HEFFNER: There seem to be those, however, in the judiciary, who feel that there is not enough respect for our traditions. In Guilty: The Collapse of Criminal Justice, I find just the opposite; I find that the idealism that you express is overwhelming. As you said, what you’re complaining about, what you’re criticizing stems from your real belief in the need for the search for truth.
25:00
ROTHWAX: Absolutely. Yeah. I think we do a service whenever we criticize a system. It’s a way of expressing devotion to that system. It’s a way of expressing a feeling that this can be better, that we can do better than we are doing. And that’s what I’ve tried to do. As I say, the response has been far more affirmative than I would have expected, from lawyers and from academics as well, as well as from the public at large. I don’t know if I told you that the Parade magazine had done a large piece on this, and they got 30,000 responses from their leadership, which I gather is extraordinary in publishing…
HEFFNER: And I gather most of them in favor of.
ROTHWAX: Highly favorable, yes.
HEFFNER: Judge Rothwax, I really appreciate your coming back today, and hope that the fact that the hardcover edition of the book has been out for a year doesn’t stop people from now from buying Guilty: The Collapse of Criminal Justice in the soft-cover edition.
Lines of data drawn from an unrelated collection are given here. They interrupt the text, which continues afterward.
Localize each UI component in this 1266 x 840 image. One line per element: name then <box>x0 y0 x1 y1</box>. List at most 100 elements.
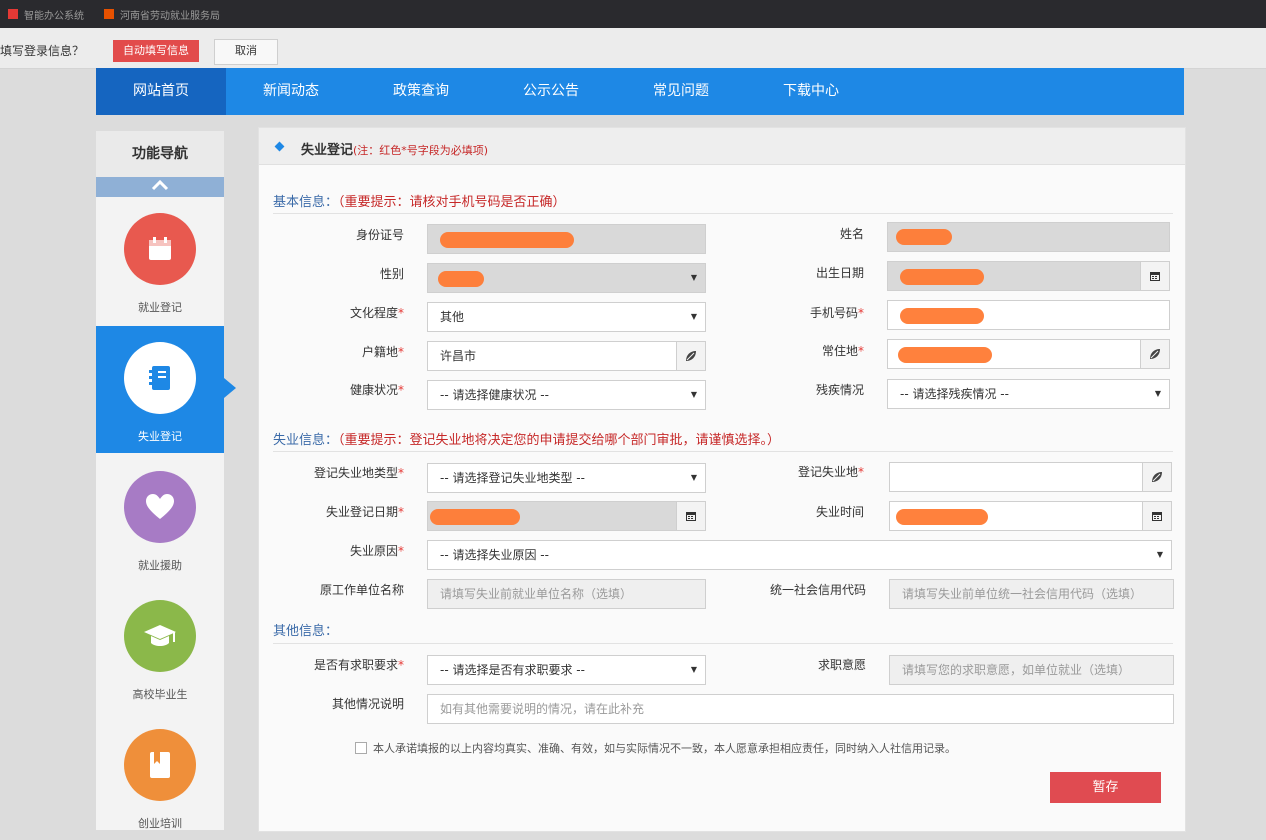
section-label: 基本信息： <box>273 195 339 210</box>
disability-select[interactable]: -- 请选择残疾情况 -- ▼ <box>887 379 1170 409</box>
label-text: 姓名 <box>839 227 864 241</box>
chevron-up-icon[interactable] <box>96 177 224 197</box>
label-text: 失业登记日期 <box>325 505 398 519</box>
unemp-place-type-select[interactable]: -- 请选择登记失业地类型 -- ▼ <box>427 463 706 493</box>
hukou-label: 户籍地* <box>264 343 404 360</box>
redaction <box>896 229 952 245</box>
health-select[interactable]: -- 请选择健康状况 -- ▼ <box>427 380 706 410</box>
nav-policy[interactable]: 政策查询 <box>356 68 486 115</box>
label-text: 性别 <box>379 267 404 281</box>
diamond-icon <box>274 141 285 152</box>
cancel-button[interactable]: 取消 <box>214 39 278 65</box>
nav-news[interactable]: 新闻动态 <box>226 68 356 115</box>
label-text: 户籍地 <box>361 345 398 359</box>
label-text: 健康状况 <box>349 383 398 397</box>
nav-downloads[interactable]: 下载中心 <box>746 68 876 115</box>
caret-down-icon: ▼ <box>690 390 697 399</box>
name-label: 姓名 <box>724 225 864 242</box>
autofill-question: 填写登录信息？ <box>0 44 85 58</box>
redaction <box>900 269 984 285</box>
autofill-button[interactable]: 自动填写信息 <box>113 40 199 62</box>
nav-home[interactable]: 网站首页 <box>96 68 226 115</box>
birth-label: 出生日期 <box>724 264 864 281</box>
sidebar-item-employment-registration[interactable]: 就业登记 <box>96 197 224 324</box>
unemp-reason-select[interactable]: -- 请选择失业原因 -- ▼ <box>427 540 1172 570</box>
section-basic-info: 基本信息：（重要提示：请核对手机号码是否正确） <box>273 191 566 210</box>
sidebar-item-entrepreneurship-training[interactable]: 创业培训 <box>96 713 224 840</box>
unemp-reason-label: 失业原因* <box>264 542 404 559</box>
unemp-time-field[interactable] <box>889 501 1172 531</box>
job-intent-input[interactable]: 请填写您的求职意愿，如单位就业（选填） <box>889 655 1174 685</box>
label-text: 失业原因 <box>349 544 398 558</box>
select-value: -- 请选择失业原因 -- <box>440 548 549 562</box>
divider <box>273 213 1173 214</box>
form-header: 失业登记(注：红色*号字段为必填项) <box>259 128 1185 165</box>
section-label: 其他信息： <box>273 624 339 639</box>
form-title-text: 失业登记 <box>301 143 354 158</box>
active-indicator <box>224 378 236 398</box>
top-nav: 网站首页 新闻动态 政策查询 公示公告 常见问题 下载中心 <box>96 68 1184 115</box>
phone-field[interactable] <box>887 300 1170 330</box>
browser-tab-1[interactable]: 智能办公系统 <box>8 6 84 22</box>
required-mark: * <box>858 344 864 358</box>
former-employer-input[interactable]: 请填写失业前就业单位名称（选填） <box>427 579 706 609</box>
sidebar-item-label: 就业登记 <box>138 301 182 314</box>
browser-tab-label: 河南省劳动就业服务局 <box>120 10 220 22</box>
sidebar-item-unemployment-registration[interactable]: 失业登记 <box>96 326 224 453</box>
save-button[interactable]: 暂存 <box>1050 772 1161 803</box>
placeholder-text: 请填写失业前单位统一社会信用代码（选填） <box>902 587 1143 601</box>
sidebar-item-label: 失业登记 <box>138 430 182 443</box>
sidebar: 功能导航 就业登记 失业登记 就业援助 高校毕业生 创业培训 <box>96 131 224 830</box>
leaf-icon[interactable] <box>1142 462 1172 492</box>
section-other-info: 其他信息： <box>273 620 338 639</box>
section-unemployment-info: 失业信息：（重要提示：登记失业地将决定您的申请提交给哪个部门审批，请谨慎选择。） <box>273 429 780 448</box>
nav-notices[interactable]: 公示公告 <box>486 68 616 115</box>
residence-field[interactable] <box>887 339 1170 369</box>
redaction <box>898 347 992 363</box>
birth-field[interactable] <box>887 261 1170 291</box>
gender-label: 性别 <box>264 265 404 282</box>
other-notes-label: 其他情况说明 <box>264 695 404 712</box>
sidebar-item-label: 就业援助 <box>138 559 182 572</box>
job-seeking-label: 是否有求职要求* <box>264 656 404 673</box>
unemp-place-type-label: 登记失业地类型* <box>264 464 404 481</box>
sidebar-item-label: 创业培训 <box>138 817 182 830</box>
unemp-place-field[interactable] <box>889 462 1172 492</box>
credit-code-input[interactable]: 请填写失业前单位统一社会信用代码（选填） <box>889 579 1174 609</box>
unemp-date-field[interactable] <box>427 501 706 531</box>
leaf-icon[interactable] <box>1140 339 1170 369</box>
section-tip: （重要提示：登记失业地将决定您的申请提交给哪个部门审批，请谨慎选择。） <box>338 433 781 448</box>
calendar-icon[interactable] <box>1142 501 1172 531</box>
agreement: 本人承诺填报的以上内容均真实、准确、有效，如与实际情况不一致，本人愿意承担相应责… <box>355 740 956 756</box>
browser-tab-2[interactable]: 河南省劳动就业服务局 <box>104 6 220 22</box>
sidebar-item-graduates[interactable]: 高校毕业生 <box>96 584 224 711</box>
education-select[interactable]: 其他 ▼ <box>427 302 706 332</box>
health-label: 健康状况* <box>264 381 404 398</box>
caret-down-icon: ▼ <box>1154 389 1161 398</box>
redaction <box>440 232 574 248</box>
job-seeking-select[interactable]: -- 请选择是否有求职要求 -- ▼ <box>427 655 706 685</box>
calendar-icon[interactable] <box>676 501 706 531</box>
redaction <box>438 271 484 287</box>
id-field[interactable] <box>427 224 706 254</box>
hukou-field[interactable]: 许昌市 <box>427 341 706 371</box>
label-text: 登记失业地 <box>797 465 858 479</box>
required-mark: * <box>398 505 404 519</box>
notebook-icon <box>124 342 196 414</box>
sidebar-item-employment-assistance[interactable]: 就业援助 <box>96 455 224 582</box>
name-field[interactable] <box>887 222 1170 252</box>
section-tip: （重要提示：请核对手机号码是否正确） <box>338 195 566 210</box>
select-value: -- 请选择登记失业地类型 -- <box>440 471 585 485</box>
unemp-date-label: 失业登记日期* <box>264 503 404 520</box>
redaction <box>900 308 984 324</box>
gender-select[interactable]: ▼ <box>427 263 706 293</box>
nav-faq[interactable]: 常见问题 <box>616 68 746 115</box>
form-title: 失业登记(注：红色*号字段为必填项) <box>301 139 488 158</box>
calendar-icon[interactable] <box>1140 261 1170 291</box>
required-mark: * <box>858 306 864 320</box>
agreement-checkbox[interactable] <box>355 742 367 754</box>
label-text: 身份证号 <box>355 228 404 242</box>
leaf-icon[interactable] <box>676 341 706 371</box>
sidebar-title: 功能导航 <box>96 131 224 177</box>
other-notes-input[interactable]: 如有其他需要说明的情况，请在此补充 <box>427 694 1174 724</box>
Thanks for joining me again.
ROTHWAX: Thanks for having me again.
HEFFNER: And thanks too, to you in the audience. I hope you join us again next time. And if you would like a transcript of today’s program, please send $4 in check or money order to: The Open Mind, P.O. Box 7977, FDR Station, New York, NY 10150.
Meanwhile, as another old friend used to say, “Good night, and good luck.”